As I explained to her at the time, her child, who she thought had ADHD, also had a highly concentrated attention surplus order. As a result, he showed incredible order in that area, and attention deficit to everything else unrelated to the topic. But if she started linking things to that topic, it would expand, and she could then make connections. For example, she could ask, “What is the length of a passenger train? How many people are on the train if there are six people per car? What is the average train ride if you ride on a passenger ticket? What fuel does it use? Let’s go find out!”

As long as she kept weaving things back to trains, he was likely to stay in his executive center, remain engaged and focused, and be less likely to display hyperactive and impulsive behavior.

The action steps I tend to recommend to parents or teachers when it comes to kids they are labelling ADHD is this:

  1. Find out what a child’s hierarchy of values are.
  2. Let them concentrate on it and excel at it.
  3. Keep adding links from the things they don’t value to what they do value most.
  4. Keep linking other things that you may want them to learn by asking lots of questions.
  5. Find out how their values SERVE YOU or otherwise you may want to ‘fix’ them.

When you allow your child to live in their highest values, you can watch as their patience grows. If not, shorten the time down to get the expectations down into reasonable timeframes. As they become more engaged, these timeframes are likely to expand.

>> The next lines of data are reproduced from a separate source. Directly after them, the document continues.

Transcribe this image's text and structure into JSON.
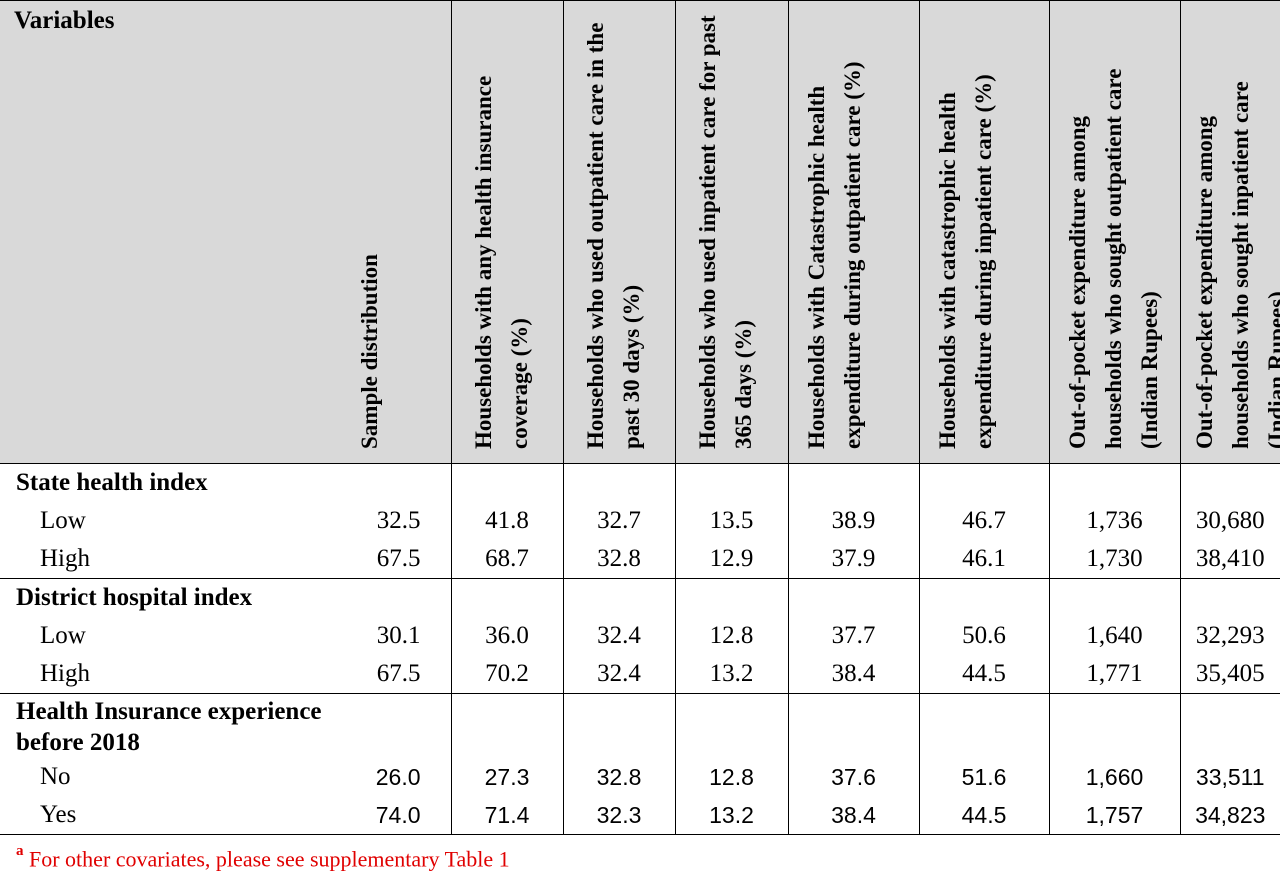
{
  "header": {
    "variables": "Variables",
    "columns": [
      "Sample distribution",
      "Households with any health insurance coverage (%)",
      "Households who used outpatient care in the past 30 days (%)",
      "Households  who used inpatient care for past 365 days (%)",
      "Households with Catastrophic health expenditure during outpatient care  (%)",
      "Households with catastrophic health expenditure during inpatient care (%)",
      "Out-of-pocket expenditure among households who sought outpatient care (Indian Rupees)",
      "Out-of-pocket expenditure among households who sought inpatient care (Indian Rupees)"
    ]
  },
  "sections": [
    {
      "title": "State health index",
      "rows": [
        {
          "label": "Low",
          "values": [
            "32.5",
            "41.8",
            "32.7",
            "13.5",
            "38.9",
            "46.7",
            "1,736",
            "30,680"
          ]
        },
        {
          "label": "High",
          "values": [
            "67.5",
            "68.7",
            "32.8",
            "12.9",
            "37.9",
            "46.1",
            "1,730",
            "38,410"
          ]
        }
      ]
    },
    {
      "title": "District hospital index",
      "rows": [
        {
          "label": "Low",
          "values": [
            "30.1",
            "36.0",
            "32.4",
            "12.8",
            "37.7",
            "50.6",
            "1,640",
            "32,293"
          ]
        },
        {
          "label": "High",
          "values": [
            "67.5",
            "70.2",
            "32.4",
            "13.2",
            "38.4",
            "44.5",
            "1,771",
            "35,405"
          ]
        }
      ]
    },
    {
      "title_line1": "Health Insurance experience",
      "title_line2": "before 2018",
      "rows": [
        {
          "label": "No",
          "values": [
            "26.0",
            "27.3",
            "32.8",
            "12.8",
            "37.6",
            "51.6",
            "1,660",
            "33,511"
          ]
        },
        {
          "label": "Yes",
          "values": [
            "74.0",
            "71.4",
            "32.3",
            "13.2",
            "38.4",
            "44.5",
            "1,757",
            "34,823"
          ]
        }
      ]
    }
  ],
  "footnote": {
    "marker": "a",
    "text": "For other covariates, please see supplementary Table 1"
  }
}
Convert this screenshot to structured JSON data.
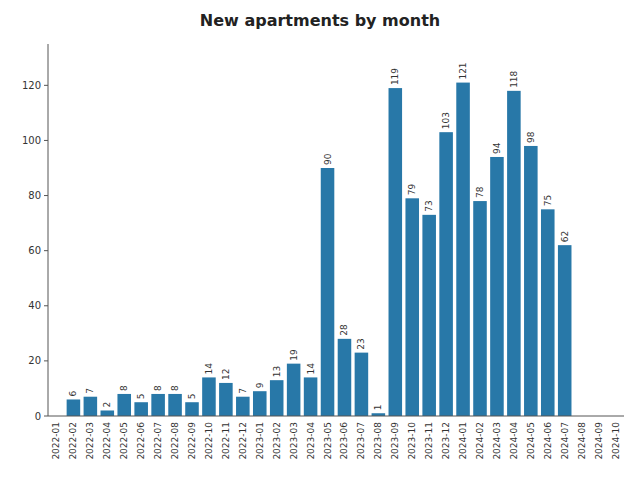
{
  "chart_data": {
    "type": "bar",
    "title": "New apartments by month",
    "categories": [
      "2022-01",
      "2022-02",
      "2022-03",
      "2022-04",
      "2022-05",
      "2022-06",
      "2022-07",
      "2022-08",
      "2022-09",
      "2022-10",
      "2022-11",
      "2022-12",
      "2023-01",
      "2023-02",
      "2023-03",
      "2023-04",
      "2023-05",
      "2023-06",
      "2023-07",
      "2023-08",
      "2023-09",
      "2023-10",
      "2023-11",
      "2023-12",
      "2024-01",
      "2024-02",
      "2024-03",
      "2024-04",
      "2024-05",
      "2024-06",
      "2024-07",
      "2024-08",
      "2024-09",
      "2024-10"
    ],
    "values": [
      0,
      6,
      7,
      2,
      8,
      5,
      8,
      8,
      5,
      14,
      12,
      7,
      9,
      13,
      19,
      14,
      90,
      28,
      23,
      1,
      119,
      79,
      73,
      103,
      121,
      78,
      94,
      118,
      98,
      75,
      62,
      0,
      0,
      0
    ],
    "color": "#2878a8",
    "ylim": [
      0,
      135
    ],
    "yticks": [
      0,
      20,
      40,
      60,
      80,
      100,
      120
    ],
    "grid": false,
    "data_labels": true
  }
}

When dealing with a child labelled ADHD, it would also be wise to:

  • Keep asking more questions about the topic that they are inspired by until they gain confidence in themselves. When they do, they are more likely to want to tackle challenges that inspire them and prepare themselves to wake up their natural inborn leader capacities.
  • Be organized, give them a routine, and give them the ability to focus on what is inspiring to them.

CONCLUSION

In conclusion, when it comes to ADHD, these “disorders” or “conditions” are often nothing more than a feedback mechanism to help children be authentic and go out and pursue what is truly and deeply meaningful to them. It can be challenging living in a society that wants you to fit in instead of stand out. Give children who are being labelled ADHD an opportunity to be themselves and let them go and excel in what they love doing. If not, their amygdala will drive you wild.

The second you put a label like ADHD on a child, place them on medication and ignore what’s truly important to them, you may have just missed out on a genius that is capable of doing something truly extraordinary.